# Modeling Count Data

This course will teach you regression models for count data, models with a response or dependent variable data in the form of a count or rate, Poisson regression, the foundation for modeling counts, and extensions and modifications to the basic model.

## Overview

This course deals with regression models for count data; i.e. models with a response or dependent variable data in the form of a count or rate. A count is understood as the number of times an event occurs; a rate as how many events occur within a specific area or time interval. The course will cover the nature of various count models, problems of over- and under-dispersion, fit and residual tests, and graphics for count models. It also looks at advanced count models and an overview of Bayesian count models.

## Learning Outcomes

Students who complete this course will start with the fundamentals of modeling counts and move on to explore assessment of fit, alternative count models, and more advanced count models. They will study a broad range of topics designed to help them understand key model assumptions, how to select appropriate models and how to interpret model outcomes.

• Fit Poisson models to count data
• Interpret coefficients and rates
• Test for and deal with overdispersion
• Fit alternate models for count data – negative binomial and variants
• Model underdispersion

## Who Should Take This Course

Analysts and researchers in a wide variety of fields who are concerned with modeling counts and rates.

## Course Syllabus

### Week 1

Fundamentals of Modeling Counts; Poisson Regression

• What are counts
• Understanding a statistical count model
• Variety of count models
• Estimation – the modeling process
• Poisson model assumptions
• Apparent overdispersion
• The basic Poisson mode
• Interpreting coefficients and rate ratios
• Exposure; modeling time, area, and space
• Prediction
• Poisson marginal effects

### Week 2

Overdispersion, Assessment of Fit, and Negative Binomial Regression

• Count model fit statistics
• Overdispersion: what, why, and how
• Testing overdispersion
• Methods for handling overdispersion – adjusting SEs
• Analysis of residuals
• Likelihood ratio tests
• Model selection criterion
• Validation sample
• Varieties of negative binomial models
• Negative binomial model assumptions
• Examples using real data

### Week 3

Alternative Count Models: NB Fit Tests, PIG, Problem with Zeros

• General negative binomial fit tests
• Generalized NB-P regression (NBP)
• Heterogeneous negative binomial  (NBH)
• Generalized Poisson – modeling underdispersion (GP)
• Poisson inverse Gaussian (PIG)
• Zero-truncated count models
• Two-part hurdle models
• Zero-inflated count models

### Week 4

Underdispersed Count Data, Advanced Count Models

• Generalized Poisson – modeling underdispersion
• Exact Poisson regression
• Truncation and censored count models
• Finite mixture models
• Non-parametric and quantile count models
• Overview of longitudinal and clustered count models
• 3-parameter count models
• Overview of Bayesian count models
• Project preparation

#### Organization of Course

This course takes place online at The Institute for 4 weeks. During each course week, you participate at times of your own choosing – there are no set times when you must be online. Course participants will be given access to a private discussion board. In class discussions led by the instructor, you can post questions, seek clarification, and interact with your fellow students and the instructor.

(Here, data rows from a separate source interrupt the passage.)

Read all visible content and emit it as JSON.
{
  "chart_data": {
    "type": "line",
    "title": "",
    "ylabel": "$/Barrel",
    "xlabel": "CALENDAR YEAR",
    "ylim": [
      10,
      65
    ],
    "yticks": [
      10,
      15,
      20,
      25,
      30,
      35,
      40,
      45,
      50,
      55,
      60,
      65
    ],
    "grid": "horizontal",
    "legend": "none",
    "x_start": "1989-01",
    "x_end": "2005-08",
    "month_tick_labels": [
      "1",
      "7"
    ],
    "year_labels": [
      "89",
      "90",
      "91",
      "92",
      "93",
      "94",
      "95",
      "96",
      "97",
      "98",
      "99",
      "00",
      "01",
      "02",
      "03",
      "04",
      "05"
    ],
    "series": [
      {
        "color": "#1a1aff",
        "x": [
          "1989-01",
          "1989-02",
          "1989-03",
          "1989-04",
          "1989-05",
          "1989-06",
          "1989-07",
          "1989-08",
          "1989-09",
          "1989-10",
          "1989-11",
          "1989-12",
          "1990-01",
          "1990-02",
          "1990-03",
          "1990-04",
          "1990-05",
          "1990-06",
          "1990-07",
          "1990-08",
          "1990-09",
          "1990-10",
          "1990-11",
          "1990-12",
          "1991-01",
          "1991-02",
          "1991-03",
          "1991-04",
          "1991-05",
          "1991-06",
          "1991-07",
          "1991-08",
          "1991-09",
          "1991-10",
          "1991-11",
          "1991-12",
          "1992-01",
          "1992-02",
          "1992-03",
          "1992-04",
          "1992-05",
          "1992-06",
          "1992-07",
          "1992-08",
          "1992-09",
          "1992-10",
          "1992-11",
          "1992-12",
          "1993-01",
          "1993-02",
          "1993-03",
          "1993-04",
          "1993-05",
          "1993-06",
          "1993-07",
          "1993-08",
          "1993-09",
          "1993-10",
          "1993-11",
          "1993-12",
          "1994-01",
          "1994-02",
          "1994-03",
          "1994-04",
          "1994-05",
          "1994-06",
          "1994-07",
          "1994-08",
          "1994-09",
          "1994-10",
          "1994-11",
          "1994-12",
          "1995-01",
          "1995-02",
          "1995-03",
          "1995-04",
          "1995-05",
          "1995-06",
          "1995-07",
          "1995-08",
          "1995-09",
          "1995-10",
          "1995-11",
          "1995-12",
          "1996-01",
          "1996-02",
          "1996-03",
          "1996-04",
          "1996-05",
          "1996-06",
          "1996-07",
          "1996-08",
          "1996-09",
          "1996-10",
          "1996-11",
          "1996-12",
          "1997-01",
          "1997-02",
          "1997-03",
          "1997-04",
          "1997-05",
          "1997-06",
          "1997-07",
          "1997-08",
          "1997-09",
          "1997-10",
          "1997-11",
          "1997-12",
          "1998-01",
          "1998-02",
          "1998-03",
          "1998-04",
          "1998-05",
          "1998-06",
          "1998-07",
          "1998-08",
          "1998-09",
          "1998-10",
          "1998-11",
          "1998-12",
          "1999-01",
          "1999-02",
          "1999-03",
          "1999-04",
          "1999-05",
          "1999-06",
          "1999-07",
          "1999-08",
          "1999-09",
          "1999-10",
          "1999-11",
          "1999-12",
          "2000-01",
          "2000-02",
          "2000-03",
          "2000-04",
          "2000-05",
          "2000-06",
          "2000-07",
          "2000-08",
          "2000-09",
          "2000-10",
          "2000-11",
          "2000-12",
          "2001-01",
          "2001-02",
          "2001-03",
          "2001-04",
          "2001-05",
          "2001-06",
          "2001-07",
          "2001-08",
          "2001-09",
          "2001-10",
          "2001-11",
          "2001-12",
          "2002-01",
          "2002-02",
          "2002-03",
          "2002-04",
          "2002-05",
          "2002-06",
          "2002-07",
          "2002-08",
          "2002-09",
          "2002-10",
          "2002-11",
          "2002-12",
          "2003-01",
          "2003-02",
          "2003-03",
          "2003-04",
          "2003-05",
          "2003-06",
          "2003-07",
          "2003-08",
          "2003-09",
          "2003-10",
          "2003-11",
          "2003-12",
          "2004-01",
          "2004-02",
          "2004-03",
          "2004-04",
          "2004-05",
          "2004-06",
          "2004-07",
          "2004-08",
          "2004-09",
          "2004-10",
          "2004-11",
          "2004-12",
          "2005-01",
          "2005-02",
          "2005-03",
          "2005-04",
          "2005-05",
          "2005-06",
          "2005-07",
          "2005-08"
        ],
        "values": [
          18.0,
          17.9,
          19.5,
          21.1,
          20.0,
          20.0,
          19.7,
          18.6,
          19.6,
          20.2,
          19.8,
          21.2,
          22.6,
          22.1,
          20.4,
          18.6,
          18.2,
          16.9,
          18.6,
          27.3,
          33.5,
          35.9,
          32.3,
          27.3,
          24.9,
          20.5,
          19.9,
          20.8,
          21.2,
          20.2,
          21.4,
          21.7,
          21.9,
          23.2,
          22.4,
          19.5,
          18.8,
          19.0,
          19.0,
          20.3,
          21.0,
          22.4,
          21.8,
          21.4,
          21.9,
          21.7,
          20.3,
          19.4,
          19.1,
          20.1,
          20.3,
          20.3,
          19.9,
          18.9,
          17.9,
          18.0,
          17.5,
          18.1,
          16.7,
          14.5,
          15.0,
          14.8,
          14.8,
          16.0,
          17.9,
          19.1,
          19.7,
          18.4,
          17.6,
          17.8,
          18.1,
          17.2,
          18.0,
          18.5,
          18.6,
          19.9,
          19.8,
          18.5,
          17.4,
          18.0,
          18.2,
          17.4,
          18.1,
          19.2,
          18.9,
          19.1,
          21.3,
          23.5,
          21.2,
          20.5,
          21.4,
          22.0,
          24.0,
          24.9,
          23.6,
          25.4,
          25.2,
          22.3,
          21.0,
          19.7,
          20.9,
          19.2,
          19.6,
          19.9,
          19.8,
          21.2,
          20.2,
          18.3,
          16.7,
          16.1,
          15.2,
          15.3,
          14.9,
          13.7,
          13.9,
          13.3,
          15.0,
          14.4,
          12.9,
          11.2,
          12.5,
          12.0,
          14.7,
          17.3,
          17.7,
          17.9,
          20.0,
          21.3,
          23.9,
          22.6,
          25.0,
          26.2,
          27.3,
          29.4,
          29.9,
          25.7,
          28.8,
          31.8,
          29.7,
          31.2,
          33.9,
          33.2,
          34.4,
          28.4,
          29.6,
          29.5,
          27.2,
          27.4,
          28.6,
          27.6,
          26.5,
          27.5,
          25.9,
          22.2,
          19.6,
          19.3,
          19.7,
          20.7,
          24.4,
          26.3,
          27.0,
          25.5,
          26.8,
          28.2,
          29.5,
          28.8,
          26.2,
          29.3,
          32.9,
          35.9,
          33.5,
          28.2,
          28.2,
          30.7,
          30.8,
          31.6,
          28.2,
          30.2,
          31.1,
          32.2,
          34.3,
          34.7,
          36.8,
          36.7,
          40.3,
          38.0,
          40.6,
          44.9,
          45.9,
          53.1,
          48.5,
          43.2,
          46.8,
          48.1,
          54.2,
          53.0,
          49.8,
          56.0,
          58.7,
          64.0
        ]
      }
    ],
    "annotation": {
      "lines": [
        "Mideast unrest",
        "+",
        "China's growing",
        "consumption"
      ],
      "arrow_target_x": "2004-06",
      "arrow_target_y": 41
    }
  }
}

At the beginning of each week, you receive the relevant material, in addition to answers to exercises from the previous session. During the week, you are expected to go over the course materials, work through exercises, and submit answers. Discussion among participants is encouraged. The instructor will provide answers and comments, and at the end of the week, you will receive individual feedback on your homework answers.

#### Time Requirements

This is a 4-week course requiring 10-15 hours per week of review and study, at times of your choosing.

#### Homework

Homework in this course consists of short answer questions to test concepts, guided data analysis problems using software, guided data modeling problems using software and end of course data modeling project. In addition to assigned readings, this course also has supplemental readings available online in the course.

#### Course Text

The required text is Modeling Count Data, Hilbe, Joseph M (2014), Cambridge University Press. This paperback edition includes R, Stata, SAS and Excel/CVS code, which can be downloaded from the author’s website. R data and functions are located in the COUNT package on CRAN. An electronic version of the book is also available from the publisher, or on Amazon.

#### Software

The methods covered in this course are handled well by Stata, R and for the most part, SAS.  Data sets used in the text are available in Stata, R SAS and Excel formats. With respect to code and output:

Stata
Code and output are provided for all examples for which known Stata commands exist.

R
Functions and scripts are available in the COUNT and msme packages.

SAS
Some code and output is provided, e.g., chapter 15 on Bayesian count models.

The instructor and TA are familiar with Stata and R. The instructor is familiar with most SAS procedures related to the modeling of count data. No instructional support is available for SAS.  If you plan on using R and are not already familiar with it, please consider taking one of our courses where R is introduced from the ground up:  R-Programming: Introduction,” “Introduction to R: Data Handling,” or “Introduction to R: Statistical Analysis.” R has a learning curve that is steeper than that of most commercial statistical software.